How do you go about finding the right music school for you? Conservatories, music colleges, music schools, conservatories within universities, university music departments, liberal arts colleges with music departments, community colleges –– what does it all mean, and how do you find the best fit?
It’s easy to get lost in details and irrelevant Internet searches, especially when you’re new at this. To prevent unnecessary confusion, start from the inside out, by considering the following:
- At this stage in your musical development, how do you think you measure up in terms of talent and skills?
- What area(s) of music are you most interested in studying? Are you focused on music performance or on the more academic aspects of music?
- Do you know of specific faculty you’d like to study with, and who will help you develop as a musician? (Most schools allow you to express your preference for private music teachers but won’t guarantee you your top pick.)
- In addition to music, what else do you want to study and learn?
- What makes you thrive and feel successful and fulfilled?
- At this point in your life, what do you think you will want to do with a degree in music?
Once you’ve collected that information, you’re ready to look at different ways to study music. As a quick rule of thumb, consider the following:
The main characteristic of a conservatory is that it offers focused, performance-intensive training for students who want to pursue a career typically in performance. While conservatories generally emphasize music requirements, no two conservatories are alike. For instance, some encourage students to take non-music classes and require more general education classes, though not to the extent you’ll find at university-based music schools or liberal arts college-based music programs.

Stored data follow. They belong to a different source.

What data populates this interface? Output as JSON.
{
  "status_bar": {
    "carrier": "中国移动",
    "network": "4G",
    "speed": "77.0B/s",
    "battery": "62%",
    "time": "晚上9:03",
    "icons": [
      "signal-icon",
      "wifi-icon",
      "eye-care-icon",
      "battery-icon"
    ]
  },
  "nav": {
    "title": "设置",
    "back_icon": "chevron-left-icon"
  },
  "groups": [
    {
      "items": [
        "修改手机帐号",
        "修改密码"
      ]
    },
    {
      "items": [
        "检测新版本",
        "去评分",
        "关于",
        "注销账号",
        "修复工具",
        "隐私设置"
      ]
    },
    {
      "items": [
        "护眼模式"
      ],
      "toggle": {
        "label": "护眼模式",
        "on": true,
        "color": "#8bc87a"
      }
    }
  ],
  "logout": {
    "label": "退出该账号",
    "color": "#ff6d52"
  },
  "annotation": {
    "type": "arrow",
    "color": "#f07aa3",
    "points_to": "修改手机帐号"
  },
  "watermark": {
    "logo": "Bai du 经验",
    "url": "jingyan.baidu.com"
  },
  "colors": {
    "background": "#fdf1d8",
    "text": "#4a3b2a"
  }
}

There are also a couple of conservatories that waive tuition for undergraduates who get accepted.
Be sure to check conservatory websites to learn about the specific classes their students must take and other important requirements.
Conservatory, Music College and Music School within a University
Many universities house their own conservatory, music college or music school. It’s not unusual to see their programs listed as a “conservatory education” but within a university environment that offers an NCAA football team, Greek life, and a host of other academic programs, non-music activities and opportunities. BM degree candidates are likely to have set music and non-music academic requirements, whereas BA students will have more flexibility in choosing courses as well as electives (see Degree Options).

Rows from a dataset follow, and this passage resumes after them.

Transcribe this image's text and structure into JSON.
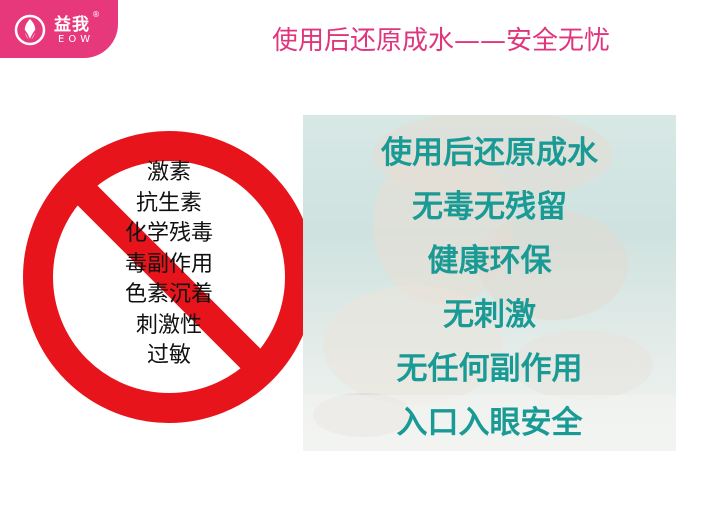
{
  "brand": {
    "name": "益我",
    "latin": "EOW",
    "registered_mark": "®",
    "logo_icon": "eow-logo-icon",
    "accent_color": "#e8387c"
  },
  "title": "使用后还原成水——安全无忧",
  "prohibited": {
    "icon": "prohibition-sign-icon",
    "color": "#e8141c",
    "items": [
      "激素",
      "抗生素",
      "化学残毒",
      "毒副作用",
      "色素沉着",
      "刺激性",
      "过敏"
    ]
  },
  "benefits": {
    "color": "#1a9a94",
    "items": [
      "使用后还原成水",
      "无毒无残留",
      "健康环保",
      "无刺激",
      "无任何副作用",
      "入口入眼安全"
    ]
  }
}
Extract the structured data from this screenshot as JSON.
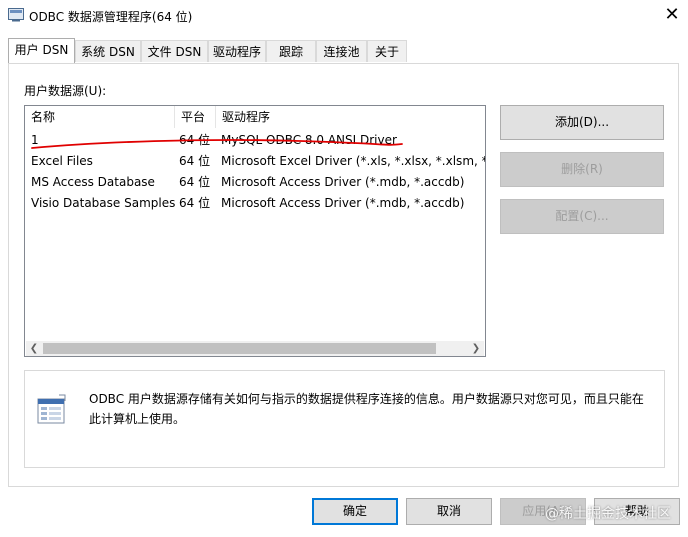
{
  "window": {
    "title": "ODBC 数据源管理程序(64 位)"
  },
  "tabs": [
    {
      "label": "用户 DSN"
    },
    {
      "label": "系统 DSN"
    },
    {
      "label": "文件 DSN"
    },
    {
      "label": "驱动程序"
    },
    {
      "label": "跟踪"
    },
    {
      "label": "连接池"
    },
    {
      "label": "关于"
    }
  ],
  "datasources": {
    "label": "用户数据源(U):",
    "columns": [
      "名称",
      "平台",
      "驱动程序"
    ],
    "rows": [
      {
        "name": "1",
        "platform": "64 位",
        "driver": "MySQL ODBC 8.0 ANSI Driver"
      },
      {
        "name": "Excel Files",
        "platform": "64 位",
        "driver": "Microsoft Excel Driver (*.xls, *.xlsx, *.xlsm, *.xlsb)"
      },
      {
        "name": "MS Access Database",
        "platform": "64 位",
        "driver": "Microsoft Access Driver (*.mdb, *.accdb)"
      },
      {
        "name": "Visio Database Samples",
        "platform": "64 位",
        "driver": "Microsoft Access Driver (*.mdb, *.accdb)"
      }
    ]
  },
  "side_buttons": {
    "add": "添加(D)...",
    "remove": "删除(R)",
    "configure": "配置(C)..."
  },
  "info": {
    "text": "ODBC 用户数据源存储有关如何与指示的数据提供程序连接的信息。用户数据源只对您可见，而且只能在此计算机上使用。"
  },
  "footer": {
    "ok": "确定",
    "cancel": "取消",
    "apply": "应用(A)",
    "help": "帮助"
  },
  "watermark": "@稀土掘金技术社区",
  "colors": {
    "annotation": "#e00000",
    "focus": "#0078d7"
  }
}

Many universities have exceptionally strong and highly-competitive music departments where students can major, minor or take electives in music. Ivy league schools typically have music departments as well, but do check as to whether the music education is performance or academically-focused.
Others with less competitive music departments offer students an opportunity to major in music without auditioning. Students can choose to participate and audition in instrumental and vocal ensembles, orchestras and bands once they get to school.
Liberal Arts Colleges
Liberal arts colleges are great places for students who want to explore a variety of music options as well as other paths, but not commit up front to any one particular area. Many liberal arts schools have strong music faculty and excellent music course offerings. Since their focus is less on preparing students for high-powered auditions upon graduation, ask lots of questions and find out whether you’ll really get the kind of preparation you need if you dream of a job in a big city symphony or opera company.
Finding the Right Music School – Honor Yourself
Honor yourself by not rushing into making a decision about where to apply. Talk with your private music teacher, your music teacher at school, your parents, current music majors, and any musicians you know. Look at the websites of the schools that you know about or that are recommended to you. Doug Long, academic and college counselor at Interlochen Arts Academy, recommends conversations with admissions officers to help clarify the distinctions between and among different types of music schools. Attendance at visual and performing arts fairs can also shed light on how schools differ and on what they offer.
And remember you can explore the possibility of double degree programs at many schools. This is where you receive a degree in music plus a degree in an area other than music. This may take up to an additional year beyond the usual four to complete. It also prepares you to work in another field that may even enhance your opportunities for work in music.
Most importantly, get in touch with what makes the most sense for you!
I really appreciated how you suggested asking other people that I know, like my music teachers, music majors, or any musicians I know regarding a good school where I can apply to. That’s a pretty good thing to take into consideration since I really wanted to become a musician ever since I was very young. My parents told me that I won’t get anywhere in the music industry, but I’m prepared to prove them wrong. Thank you for sharing. It’s really encouraging.
So glad this article speaks to you. We wish you well as you move forward.